Rainy day, reading
This was a quiet day. I changed the sheets, I made mayonnaise, I watched my cat sleep. I practiced for a while. I ruffled the pages of my calendar a few times. Talked with my mom on the phone. Mailed a CD to a friend in Canada (that's you, Dan). Thought about art, and writing, and listened to the rain falling, falling. The perfect day. I was going to hop a bus and explore Arthur Avenue, but the rain, and the open book, and a certain ongoing dreaminess kept me home.

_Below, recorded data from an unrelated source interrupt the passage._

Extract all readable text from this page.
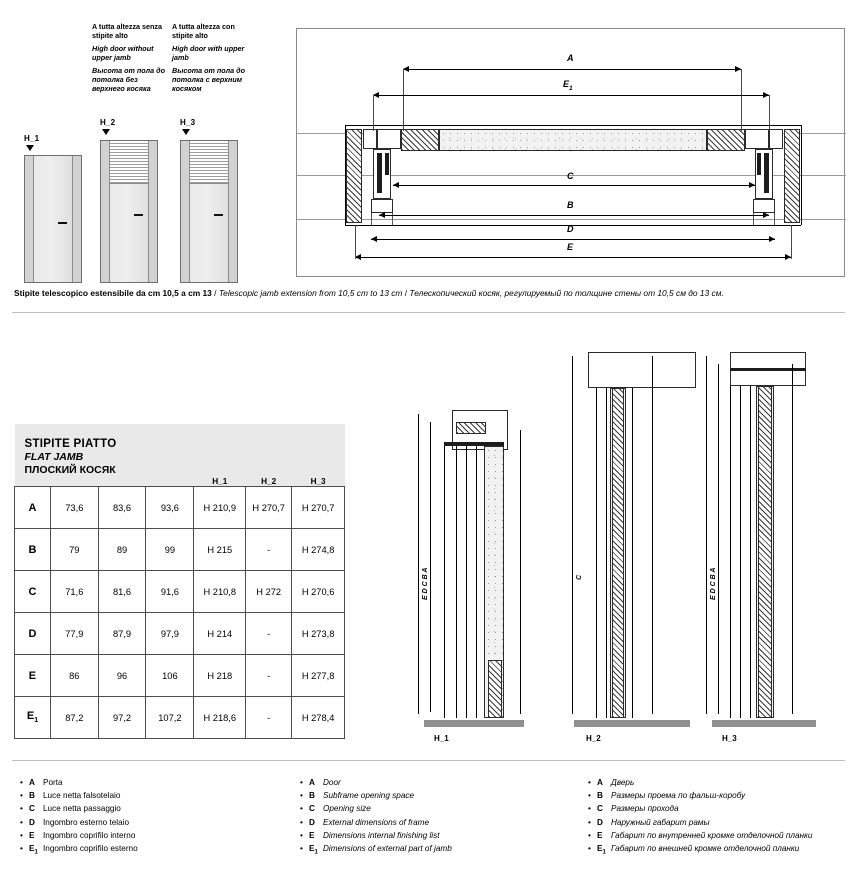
A tutta altezza senza stipite alto
High door without upper jamb
Высота от пола до потолка без верхнего косяка
A tutta altezza con stipite alto
High door with upper jamb
Высота от пола до потолка с верхним косяком
H_1
H_2	H_3
A
$E_1$
C
B
D
E
Stipite telescopico estensibile da cm 10,5 a cm 13 / Telescopic jamb extension from 10,5 cm to 13 cm / Телескопический косяк, регулируемый по толщине стены от 10,5 см до 13 см.
STIPITE PIATTO
FLAT JAMB
ПЛОСКИЙ КОСЯК				H_1	H_2	H_3
A	73,6	83,6	93,6	H 210,9	H 270,7	H 270,7
B	79	89	99	H 215	-	H 274,8
C	71,6	81,6	91,6	H 210,8	H 272	H 270,6
D	77,9	87,9	97,9	H 214	-	H 273,8
E	86	96	106	H 218	-	H 277,8
$E_1$	87,2	97,2	107,2	H 218,6	-	H 278,4
H_1
E D C B A
H_2
C
H_3
E D C B A
• A Porta
• B Luce netta falsotelaio
• C Luce netta passaggio
• D Ingombro esterno telaio
• E Ingombro coprifilo interno
• $E_1$ Ingombro coprifilo esterno
• A Door
• B Subframe opening space
• C Opening size
• D External dimensions of frame
• E Dimensions internal finishing list
• $E_1$ Dimensions of external part of jamb
• A Дверь
• B Размеры проема по фальш-коробу
• C Размеры прохода
• D Наружный габарит рамы
• E Габарит по внутренней кромке отделочной планки
• $E_1$ Габарит по внешней кромке отделочной планки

So I finished reading Eve LaPlante's American Jezebel. This is a biography of Anne Hutchinson, a woman of great spiritual power who was one of the early settlers of Boston in the mid-1600s. She held the belief that one could receive direct personal revelation from God, and that faith alone was necessary for salvation. Simple obedience of religious laws availed nothing. As I see it, these two tenets knocked out the need for ministers and for a lot of what the church had become. In a theocratic society like the Massachusetts Bay Colony, that made her dangerous. For this independent thinking and for the audacity to teach it, she was tried in court, excommunicated, and banished from the colony. You can read a transcript of her trial here. It's riveting. She and some of her followers then settled in Rhode Island; following the death of her husband, she begged permission of the more free-thinking Dutch to settle in New Amsterdam. They said yes, and she moved again, this time to what is now the Pelham Bay area of the Bronx. Does the name "Hutchinson River" ring a bell? She was the Hutchinson.
And does the name "Harvard" ring an even louder bell? LaPlante says that Harvard was founded partly in reaction to Hutchinson's trial, in order to educate ministers of the church to steer their flocks safely away from the ideas of direct divine guidance and antinomianism. That's an awful lot of reaction to one female, yes?
The order of banishment was revoked 350 years later, in 1987, when Gov. Michael Dukakis pardoned Hutchinson. I guess it was time.